Denn welche Rolle sieht China für sich selbst in der neuen Welt der neuen Seidenstraße? Xi Jinping spricht vom chinesischen Traum von der wiedererstarkten großen Nation. Dieser Traum wird von der Führung nur vage formuliert. Aber nach den Vorstellungen von Xi soll China spätestens 2049, also 100 Jahre nach Gründung der Volksrepublik und nach Jahrhunderten der Demütigung durch ausländische Mächte, nach Jahrzehnten der Armut und Rückständigkeit wieder seinen angestammten Platz in der Weltgeschichte einnehmen - als Großmacht - zumindest in Asien. Xi Jinping sehe Chinas als das neue Zentrum um das andere Länder künftig kreisen werden, sagt Tom Miller. "Im Wesentlichen geht es darum, Chinas wirtschaftliche Stärke, die tiefen Taschen dazu zu nutzen, wirtschaftliche Entwicklung über Chinas Grenzen hinaus voranzutreiben und damit die Länder in Asien in Chinas wirtschaftliche Umlaufbahn hineinzuziehen. China ist sich darüber im Klaren, dass es nicht viel Soft Power hat. Es ist noch kein Land das andere wegen seiner Ideen anzieht - aber es ist wegen seiner finanziellen Stärke und seines gewaltigen Marktes für andere attraktiv - und genau das will China ausnutzen."
Konflikte im Südchinesischen Meer
Doch ob diese Strategie aufgeht, ist noch lange nicht entschieden. Ein China, das zu offen und zu selbstbewusst seine Machtansprüche geltend macht, riskiert die Unterstützung und das Wohlwollen seiner Nachbarn zu verlieren - eine Erfahrung, die China bereits bei den Territorialstreitigkeiten im Südchinesischen Meer macht. Dort werden die Chinesen oft als der sprichwörtliche Elefant im Porzellanladen wahrgenommen, der seine Größe und wirtschaftliche Übermacht einsetzt, um seinen Einflussbereich auszudehnen. Und zwar zunehmend aggressiv. Während China erpicht darauf ist, die Territorialstreitigkeiten im Südchinesischen Meer von der großen Vision der neuen Seidenstraße zu trennen, ist es genau Chinas Verhalten in diesem Konflikt, das dem Misstrauen gegenüber Pekings strategischen Absichten immer neue Nahrung gibt.

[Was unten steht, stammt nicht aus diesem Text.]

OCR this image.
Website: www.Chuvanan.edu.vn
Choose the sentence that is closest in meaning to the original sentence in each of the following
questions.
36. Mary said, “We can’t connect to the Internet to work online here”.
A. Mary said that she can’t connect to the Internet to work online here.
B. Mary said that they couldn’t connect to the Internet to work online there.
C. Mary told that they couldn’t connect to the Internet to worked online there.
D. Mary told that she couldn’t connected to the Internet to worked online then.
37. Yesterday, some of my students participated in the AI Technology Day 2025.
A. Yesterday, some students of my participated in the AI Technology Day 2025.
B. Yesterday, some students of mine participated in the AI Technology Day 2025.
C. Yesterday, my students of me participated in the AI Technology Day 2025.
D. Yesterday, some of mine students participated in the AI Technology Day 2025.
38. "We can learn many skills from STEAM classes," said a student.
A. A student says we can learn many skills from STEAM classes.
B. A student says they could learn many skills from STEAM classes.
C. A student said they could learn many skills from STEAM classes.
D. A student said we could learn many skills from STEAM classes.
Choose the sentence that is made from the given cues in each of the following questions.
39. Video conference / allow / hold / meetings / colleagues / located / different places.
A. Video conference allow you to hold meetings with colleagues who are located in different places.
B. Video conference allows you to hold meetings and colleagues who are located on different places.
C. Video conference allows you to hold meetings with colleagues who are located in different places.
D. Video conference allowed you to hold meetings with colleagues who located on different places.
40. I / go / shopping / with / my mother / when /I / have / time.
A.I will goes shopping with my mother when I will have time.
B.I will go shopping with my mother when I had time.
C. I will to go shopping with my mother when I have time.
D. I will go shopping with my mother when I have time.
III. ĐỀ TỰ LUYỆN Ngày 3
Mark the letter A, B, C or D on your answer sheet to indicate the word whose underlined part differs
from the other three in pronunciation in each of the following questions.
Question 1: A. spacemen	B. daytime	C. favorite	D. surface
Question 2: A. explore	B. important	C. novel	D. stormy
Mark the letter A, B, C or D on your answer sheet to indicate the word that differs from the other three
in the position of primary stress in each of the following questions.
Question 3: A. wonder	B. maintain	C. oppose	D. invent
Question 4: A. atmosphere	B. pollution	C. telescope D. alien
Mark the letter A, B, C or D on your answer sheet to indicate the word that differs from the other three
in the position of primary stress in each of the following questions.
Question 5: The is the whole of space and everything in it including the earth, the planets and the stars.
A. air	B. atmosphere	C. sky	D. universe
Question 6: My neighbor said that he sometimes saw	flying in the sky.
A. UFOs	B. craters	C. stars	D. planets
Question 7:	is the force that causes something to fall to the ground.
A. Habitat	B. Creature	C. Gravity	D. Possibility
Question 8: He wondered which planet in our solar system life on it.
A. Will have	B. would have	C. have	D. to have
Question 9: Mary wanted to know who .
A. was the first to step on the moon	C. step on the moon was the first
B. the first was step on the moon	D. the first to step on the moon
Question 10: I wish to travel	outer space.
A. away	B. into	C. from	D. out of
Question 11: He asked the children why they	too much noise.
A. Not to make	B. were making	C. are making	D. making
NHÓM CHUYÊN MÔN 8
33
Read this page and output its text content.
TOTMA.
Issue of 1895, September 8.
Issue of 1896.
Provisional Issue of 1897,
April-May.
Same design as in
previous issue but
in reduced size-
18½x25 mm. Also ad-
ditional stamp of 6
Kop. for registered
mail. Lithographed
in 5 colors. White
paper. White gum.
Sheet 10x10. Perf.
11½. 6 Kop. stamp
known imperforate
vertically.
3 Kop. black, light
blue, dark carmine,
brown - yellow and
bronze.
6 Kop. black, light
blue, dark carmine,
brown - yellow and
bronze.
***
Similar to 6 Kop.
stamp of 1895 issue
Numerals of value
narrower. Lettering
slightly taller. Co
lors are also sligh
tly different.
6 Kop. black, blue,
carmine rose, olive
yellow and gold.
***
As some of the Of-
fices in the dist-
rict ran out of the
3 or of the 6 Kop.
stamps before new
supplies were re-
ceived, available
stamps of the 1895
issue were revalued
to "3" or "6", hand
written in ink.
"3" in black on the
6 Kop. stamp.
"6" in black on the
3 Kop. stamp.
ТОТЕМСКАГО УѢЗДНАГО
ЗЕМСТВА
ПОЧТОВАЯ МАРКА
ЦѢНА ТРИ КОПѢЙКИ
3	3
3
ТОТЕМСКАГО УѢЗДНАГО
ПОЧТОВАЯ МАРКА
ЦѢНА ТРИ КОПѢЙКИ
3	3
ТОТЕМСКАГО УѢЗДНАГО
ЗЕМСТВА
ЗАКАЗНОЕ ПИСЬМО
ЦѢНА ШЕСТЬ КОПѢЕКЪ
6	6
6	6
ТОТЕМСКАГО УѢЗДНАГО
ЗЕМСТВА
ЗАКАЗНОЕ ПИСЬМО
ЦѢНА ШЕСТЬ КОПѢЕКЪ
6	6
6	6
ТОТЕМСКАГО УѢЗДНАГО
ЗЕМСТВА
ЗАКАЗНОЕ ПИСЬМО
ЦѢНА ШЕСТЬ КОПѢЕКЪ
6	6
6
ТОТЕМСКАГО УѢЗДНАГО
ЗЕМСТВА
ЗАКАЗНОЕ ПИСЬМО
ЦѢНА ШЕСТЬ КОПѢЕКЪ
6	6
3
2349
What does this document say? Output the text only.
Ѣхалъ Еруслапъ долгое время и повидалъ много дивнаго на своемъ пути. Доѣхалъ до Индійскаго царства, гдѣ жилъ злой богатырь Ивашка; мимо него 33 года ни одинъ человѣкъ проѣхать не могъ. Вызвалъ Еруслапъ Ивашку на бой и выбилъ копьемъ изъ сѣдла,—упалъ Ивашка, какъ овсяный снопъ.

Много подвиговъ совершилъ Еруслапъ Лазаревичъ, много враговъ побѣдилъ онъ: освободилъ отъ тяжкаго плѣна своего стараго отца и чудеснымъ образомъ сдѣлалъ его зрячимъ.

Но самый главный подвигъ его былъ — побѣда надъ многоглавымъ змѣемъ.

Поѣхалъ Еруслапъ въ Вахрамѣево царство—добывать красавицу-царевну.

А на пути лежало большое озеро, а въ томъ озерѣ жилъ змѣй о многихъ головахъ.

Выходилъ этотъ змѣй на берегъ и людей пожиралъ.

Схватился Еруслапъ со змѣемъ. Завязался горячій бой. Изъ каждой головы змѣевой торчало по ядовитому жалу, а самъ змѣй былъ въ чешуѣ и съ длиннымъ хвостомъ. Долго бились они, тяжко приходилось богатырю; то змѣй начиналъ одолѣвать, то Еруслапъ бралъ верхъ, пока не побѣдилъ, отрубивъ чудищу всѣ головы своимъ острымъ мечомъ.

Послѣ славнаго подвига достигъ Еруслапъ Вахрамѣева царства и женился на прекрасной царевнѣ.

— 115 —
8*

Darüber hinaus bleibt offen, ob die vollmundigen Investitions-Ankündigungen in Zentral- und Südasien alle realisiert werden und die erhofften Gewinne auch tatsächlich einspielen. Und wie China mit den Sicherheits-Risiken umgeht, die diese neue aktive Außen- und Wirtschaftspolitik mit sich bringt. Eines ist klar: Die Zeiten der Zurückhaltung sind vorbei. Nur welche Gestalt der chinesische Drache annimmt, der sich jetzt anschickt, die Welt zu erobern, das bleibt weiterhin noch unklar.